Unbridled joylessness


Let us go back a few months to this year's Met Gala.

The theme for this year's gala was "Black Dandyism". The co-chairs, besides the ever-present Anna Wintour, were Sir Lewis Hamilton, Colman Domingo, A$asp Rocky, and Pharrell Williams. The gala celebrated Black fashion and culture, and how Black people persevere in a racist society. And, of course, the Met Gala is also a yearly fundraiser for the Metropolitan Museum of Art's Costume Institute, the only part of the Met which must raise its own yearly budget. Far from a "Bonfire of the Vanities," the yearly event is what philanthropy is made for. And the gala raises $4 for every $1 spent. Not a bad return on money.

However, on social media one could be forgiven if one were to think from the general reaction that the attendees were fiddling while Rome burned. That they were out of touch elites who should be put to the sword. That the entire event was worthless, pointless, and everyone involved should be marched off to the guillotine. I could imagine mobs of the proletariat storming the venue and violently ripping the attendees' clothing from their bodies before delivering the coup de grĂ¢ce

Did race have something to do with it? Of course it did. When does it not? But I think there is something deeper at work.

Shortly after the election, there was a user on Bluesky who went on a tirade about people enjoying sports. It was frivolous. It distracted from things of import. The world was burning and how dare you have fun? Such pronouncements have not diminished. In fact, they've grown worse, as things get worse. Life is a vale of misery, and if you derive any enjoyment from it you are of the House of Darkness.

The reaction to the Met Gala—and would the reaction have been the same had the theme not centered the Black experience?—led me to this realization: Unbridled joylessness.

Unbridled joylessness is the dark counterpart to unbridled joy. Someone who lives in unbridled joy does not ignore the world and its state. She doesn't dismiss the suffering which afflicts so much of humanity. But in her joy, in living her best life, she can effect change, because she is not paralyzed in anger and fear. She meets the darkness with light. She meets the sorrow with happiness. She shows that there is a better path the fear and animus. That love is always greater than hate, if you just reach for it and choose it. She comes from a position of hope and agency, where nothing is beyond her powers.

Those who dwell in unbridled joylessness have no hope. The world is black, and so are they. They live in an inky darkness of despair, unable to see any light, unable to see any way out.

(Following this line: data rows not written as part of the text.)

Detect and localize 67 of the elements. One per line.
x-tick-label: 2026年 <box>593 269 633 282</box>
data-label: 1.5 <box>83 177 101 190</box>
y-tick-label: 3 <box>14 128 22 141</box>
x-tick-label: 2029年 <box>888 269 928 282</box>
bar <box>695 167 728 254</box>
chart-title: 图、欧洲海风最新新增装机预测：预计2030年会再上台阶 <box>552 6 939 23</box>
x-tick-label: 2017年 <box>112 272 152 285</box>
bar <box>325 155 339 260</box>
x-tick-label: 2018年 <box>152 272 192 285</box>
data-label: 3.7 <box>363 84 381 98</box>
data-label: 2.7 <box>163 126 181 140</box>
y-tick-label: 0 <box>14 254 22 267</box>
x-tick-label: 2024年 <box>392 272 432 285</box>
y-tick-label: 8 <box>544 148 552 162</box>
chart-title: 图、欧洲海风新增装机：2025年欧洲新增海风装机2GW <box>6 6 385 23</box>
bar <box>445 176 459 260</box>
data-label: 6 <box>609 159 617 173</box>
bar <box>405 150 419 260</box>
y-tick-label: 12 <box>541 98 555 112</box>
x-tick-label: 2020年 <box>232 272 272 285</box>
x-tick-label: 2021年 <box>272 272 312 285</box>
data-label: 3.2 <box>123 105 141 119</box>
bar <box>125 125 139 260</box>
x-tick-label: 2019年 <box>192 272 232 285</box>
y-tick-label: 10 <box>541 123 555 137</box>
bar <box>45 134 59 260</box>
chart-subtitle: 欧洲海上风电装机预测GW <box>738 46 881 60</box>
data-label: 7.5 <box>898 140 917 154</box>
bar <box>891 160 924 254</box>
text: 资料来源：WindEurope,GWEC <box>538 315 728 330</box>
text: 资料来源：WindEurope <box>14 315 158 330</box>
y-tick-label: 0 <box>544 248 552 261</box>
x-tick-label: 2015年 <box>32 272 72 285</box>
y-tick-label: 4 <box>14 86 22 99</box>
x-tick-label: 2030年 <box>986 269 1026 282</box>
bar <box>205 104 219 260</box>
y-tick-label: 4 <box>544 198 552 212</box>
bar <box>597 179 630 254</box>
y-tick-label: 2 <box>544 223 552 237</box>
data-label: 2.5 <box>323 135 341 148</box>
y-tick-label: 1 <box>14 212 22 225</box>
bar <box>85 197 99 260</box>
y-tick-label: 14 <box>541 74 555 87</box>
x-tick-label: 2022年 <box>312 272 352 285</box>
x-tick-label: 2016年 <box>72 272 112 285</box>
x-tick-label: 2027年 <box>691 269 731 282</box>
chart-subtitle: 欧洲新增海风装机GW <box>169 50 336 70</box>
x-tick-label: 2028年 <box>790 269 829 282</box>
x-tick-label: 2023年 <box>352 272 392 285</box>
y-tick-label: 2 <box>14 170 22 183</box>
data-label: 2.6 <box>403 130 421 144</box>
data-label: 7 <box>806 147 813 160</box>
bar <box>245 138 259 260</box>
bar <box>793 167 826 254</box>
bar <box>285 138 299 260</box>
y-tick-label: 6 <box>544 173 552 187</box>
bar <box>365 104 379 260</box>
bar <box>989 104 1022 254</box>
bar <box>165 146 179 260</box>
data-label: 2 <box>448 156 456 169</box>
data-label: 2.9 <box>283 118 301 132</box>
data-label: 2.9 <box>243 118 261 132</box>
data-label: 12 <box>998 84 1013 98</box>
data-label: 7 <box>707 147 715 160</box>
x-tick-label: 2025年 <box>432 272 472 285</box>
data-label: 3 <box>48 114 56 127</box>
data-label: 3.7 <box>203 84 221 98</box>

They are the people in Plato's Cave, seeing only the flickering, faint shadows of what they perceive to be existence, unaware—and unwilling to become aware—of the light and color outside of the cave. 

But it's more than that. They give proof to the adage that "misery loves company". They demand that you be as joyless and miserable as they are. If you demur, then you don't care about the millions suffering, and you kick puppies as well. On the social media platform I used to frequent, there was a woman who averred that she would happily accept human extinction if it meant that the rest of the creatures on earth would be saved. I responded in a manner I thought was both empathetic and sympathetic. I was rewarded by her blocking me because I was "telling her how to feel".

Unbridled joylessness is more than misery loves company. It's a position that you don't root yourself in the darkness, you can't fix the darkness. But that has it the wrong way. When you are stuck in a problem, subsumed in it, you can see no way out. You can see no way out because your view is myopic. You take the problem as the entirety of reality. When, in fact, any problem is just a minor part of the world's greater reality. It is only when you step back and look at things in a holistic manner that you can tackle the issue. Unbridled joylessness demands purity of sorrow. But you can't conquer hatred with hatred, and you can't assuage sorrow with more sorrow. 

The answer to sorrow is joy, not joylessness. Joylessness embeds the sorrow in the soil, letting it take deep root. Joylessness strengthens those roots. But the roots are imaginary. Refuse to give into that joylessness, and they are as loose string. 

Our enemies on all fronts want us to feel despairing and despondent. They want us to feel hopeless. They want us to feel joyless. When we give them that, they win. Refuse them. As I say, seize your joy. It is what will get us through these troubled times.